GMB union leader Paul Kenny said: “As well as the shameful unfairness of further pay restraint on already hard-pressed public sector workers, the chancellor’s announcements will push the possibility of a pensions deal further away.

“The [pension] contribution rises government want are plainly unjustified and unaffordable, while moving the goalposts on retirement age mid-negotiation smacks of deliberate deception. No doubt this will boost the strike turnout tomorrow.”

The problem is that the public sector workers were in negotiations with the government, and Chancellor George Osborne just unilaterally imposed all kinds of new limits on pay and changed the retirement age. Those were supposed to be part of the negotiations.
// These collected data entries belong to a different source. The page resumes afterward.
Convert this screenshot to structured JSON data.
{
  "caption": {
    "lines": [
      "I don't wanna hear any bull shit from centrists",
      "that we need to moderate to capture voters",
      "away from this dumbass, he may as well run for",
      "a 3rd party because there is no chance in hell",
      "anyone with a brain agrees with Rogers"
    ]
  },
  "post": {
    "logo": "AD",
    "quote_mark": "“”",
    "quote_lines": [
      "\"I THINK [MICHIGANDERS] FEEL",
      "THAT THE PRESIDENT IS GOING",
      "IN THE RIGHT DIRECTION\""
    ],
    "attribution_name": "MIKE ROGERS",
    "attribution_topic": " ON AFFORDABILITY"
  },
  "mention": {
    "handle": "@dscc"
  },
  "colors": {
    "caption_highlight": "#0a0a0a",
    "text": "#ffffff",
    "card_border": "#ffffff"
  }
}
It has reached the point that the Conservatives are not viewed as taking negotiations seriously by the workers.

2 comments

1 jams o donnell { 11.30.11 at 10:57 am }

Osborne is looking to shed over half a million public sector jobs at a time when the economy is screwed and is doing nothing to rein in the obscene pay rises of top CEOs. No surprise given his origins and party. The Lib Dems are doing nothing to soften the blow.

2 Bryan { 12.01.11 at 12:22 am }

Add a half million people to the unemployed and then wonder why the economy won’t pick up, that’s Austerians for you, totally oblivious to reality. They don’t really understand the economy or fiat currency.

You make cuts when the economy is moving ahead, not when it is creeping along. They are pushing the UK back into a recession.